姫の護衛騎士も加わり、どろどろとした三角関係の中で繰り広げられるのは、愛と義務の葛藤。最後、ふたりは両国を捨てて多大なる犠牲の上でふたりだけで生き延びることを選ぶ。   

……決して心が躍るような演目ではないが、愛の美しさと恐ろしさを描いたそのメッセージ性の深さで、この演劇は人気を博していた。


「既に配役投票は始まってる。下僕は誰がどの役になると思う? 今年はとっても予想しやすいはずよ」

「まぁ、メインは三人ですもんね。当然王子はアルト王子。姫はセレン様。護衛騎士はサディアス様で決まりでしょう」

「その通り。投票で決まる以上、その配役を覆すことはできないわ。ただ――物語にはもうひとり、メインに匹敵するほど目立てるキャラクターがいるでしょう?」

「……あっ。悪役の魔女、ですか」


 フィリア様は大きく頷くと、魔女役の練習をしているかと思うほどの悪い笑みを浮かべる。


「私が狙うのはそこよ。そしてたぶん、狙い通り魔女には私が選ばれる。……だって、スターズに呪いをかける嫌な役、私以外誰もやりたくないでしょう」

「たしかに。言われてみれば」


 そもそもフィリア様にぴったりな配役だと思ったのは黙っておこう。


「しかも魔女は最後、王子と姫に殺されるのよ。護衛騎士からも致命傷を負わされる。前期で私に対する鬱憤がたまったスターズ信者たちは、この演劇の中で私をスターズに殺させたいに決まってるわ」


 もはや魔女役は確約されているも同然だと、フィリア様は言った。


「私は魔女役を演じて、文化祭当日に誰よりも目立って主役になってみせるの」


 自信満々な彼女に、僕が不安を抱く隙もなかった。

 ただ残念なのは――。


「今回も僕はフィリア様の役に立てなさそうですね」


 僕みたいなやつが、モブだとしても舞台の配役に選ばれるはずがない。演劇は文化祭のメインイベント。稽古段階から関係者以外は、いっさい入り込めない空間。


「そんなことないわ。下僕はいつもみたいに、なにかあった時のためにそばにいてもらわないと。
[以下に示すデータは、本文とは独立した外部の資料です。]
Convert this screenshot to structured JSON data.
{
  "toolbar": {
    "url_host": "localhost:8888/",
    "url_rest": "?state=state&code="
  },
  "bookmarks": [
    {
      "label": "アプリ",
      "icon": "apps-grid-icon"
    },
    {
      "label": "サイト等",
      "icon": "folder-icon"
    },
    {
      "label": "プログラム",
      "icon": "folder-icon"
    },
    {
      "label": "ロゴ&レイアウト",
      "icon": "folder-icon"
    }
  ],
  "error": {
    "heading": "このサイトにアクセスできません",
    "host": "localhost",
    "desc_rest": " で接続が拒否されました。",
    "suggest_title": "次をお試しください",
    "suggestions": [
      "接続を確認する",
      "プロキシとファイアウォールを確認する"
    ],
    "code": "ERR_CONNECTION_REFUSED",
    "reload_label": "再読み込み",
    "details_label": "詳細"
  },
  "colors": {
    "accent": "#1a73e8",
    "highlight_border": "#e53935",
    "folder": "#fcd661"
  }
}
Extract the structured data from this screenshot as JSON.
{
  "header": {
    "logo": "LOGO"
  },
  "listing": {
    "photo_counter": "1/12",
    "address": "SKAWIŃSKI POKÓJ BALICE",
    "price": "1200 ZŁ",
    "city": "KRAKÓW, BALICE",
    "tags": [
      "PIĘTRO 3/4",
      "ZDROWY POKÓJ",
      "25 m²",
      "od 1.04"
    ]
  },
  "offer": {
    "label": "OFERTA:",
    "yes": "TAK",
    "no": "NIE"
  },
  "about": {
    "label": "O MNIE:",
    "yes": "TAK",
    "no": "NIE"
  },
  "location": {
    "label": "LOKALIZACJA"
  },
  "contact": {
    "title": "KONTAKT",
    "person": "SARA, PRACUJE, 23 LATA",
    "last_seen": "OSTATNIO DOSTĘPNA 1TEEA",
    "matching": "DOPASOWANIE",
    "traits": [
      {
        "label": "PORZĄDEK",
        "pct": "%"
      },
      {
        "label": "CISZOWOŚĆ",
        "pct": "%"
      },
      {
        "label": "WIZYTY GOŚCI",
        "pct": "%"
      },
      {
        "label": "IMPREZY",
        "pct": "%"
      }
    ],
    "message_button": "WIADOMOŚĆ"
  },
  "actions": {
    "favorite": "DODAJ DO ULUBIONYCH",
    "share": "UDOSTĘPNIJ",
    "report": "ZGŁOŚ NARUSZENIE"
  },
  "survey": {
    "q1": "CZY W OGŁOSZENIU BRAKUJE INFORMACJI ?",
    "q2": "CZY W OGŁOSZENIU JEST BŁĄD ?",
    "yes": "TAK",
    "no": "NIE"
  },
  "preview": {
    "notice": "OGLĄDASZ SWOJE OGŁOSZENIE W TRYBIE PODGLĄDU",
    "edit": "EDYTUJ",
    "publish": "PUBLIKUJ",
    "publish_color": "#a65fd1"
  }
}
知ってる? 演劇にキャスティングされた生徒は、ひとりだけ裏方役を指名できるのよ。私、あなたを指名するわ」


 ぼ、僕が演劇の裏方に……!?

 眩しい演劇メンバーの一員になれるだけでも夢みたいな話だ。


「ああ、文化祭が待ち遠しいわ」


 紅茶をかき混ぜながら、魔女――ではなく、悪女は笑う。

 文化祭。それは中期に行われる学園の最大イベント。あらゆる上流階級の人々が足を運び、注目を浴び、生徒たちにとっては思い出となる楽しい行事……。

 しかしフィリア様にとっては――スターズ打倒の戦場だ。


** *


 フィリア様の予想通り、彼女は無事【魔女役】に抜擢された。

 そしてメインキャスト三人も――想像通りの結果となった。

 

 フィリア様を魔女役に投票して、勝手にスカッとしている生徒たちと反対に、スターズの三人は複雑そうな表情を浮かべていたのを覚えている。

 彼女がきちんとやってくれるかが不安なのだろう。特に仕掛けられたばかりのサディアス様は、人一倍フィリア様への警戒心を露にしていた。


『フィリア嬢。これは由緒あるエスペランザ王立学園のメインイベントだ。くれぐれも妙な真似はしないように。演劇の出来栄えは、この舞台に携わる者全員の功績に響く』


 稽古初日、アルト王子が真面目な顔でフィリア様にそう言った。

 フィリア様は『私の成績にも関わるのだから、するはずないでしょう?』とアルト王子を嘲笑っていた。


 ――それから僕は本番までの期間、隅っこで裏方としての仕事をこなしながら、稽古の様子を見守った。

 フィリア様は、それはもう真面目に稽古に励んでいた。

 セリフ以外でスターズはもちろん、ほかの生徒たちがフィリア様に話しかけることはなかったが、彼女はよくいろんな人にダメ出しをしていた。

 それでも、彼女の完璧な演技力を見せつけられては、誰も口答えできない。


 フィリア様、演技も上手なのか。


 背景用の大道具にペンキを塗りながら、僕はひとり感激していた。


 ほかにもフィリア様に致命傷をくらわすシーンの練習になると、やたら気合いの入るサディアス様。

護衛騎士と王子が言い合いするシーンになると、やけに演出に口を出し始めるセレン様。やたらと言い間違えを気にして、何度も台本を見直すアルト王子。


 僕目線から見ると実におもしろい稽古期間を終え、中期が始まってからちょうど二か月半がたったその日――ついに、エスペランザ文化祭は開催日を迎えることとなった。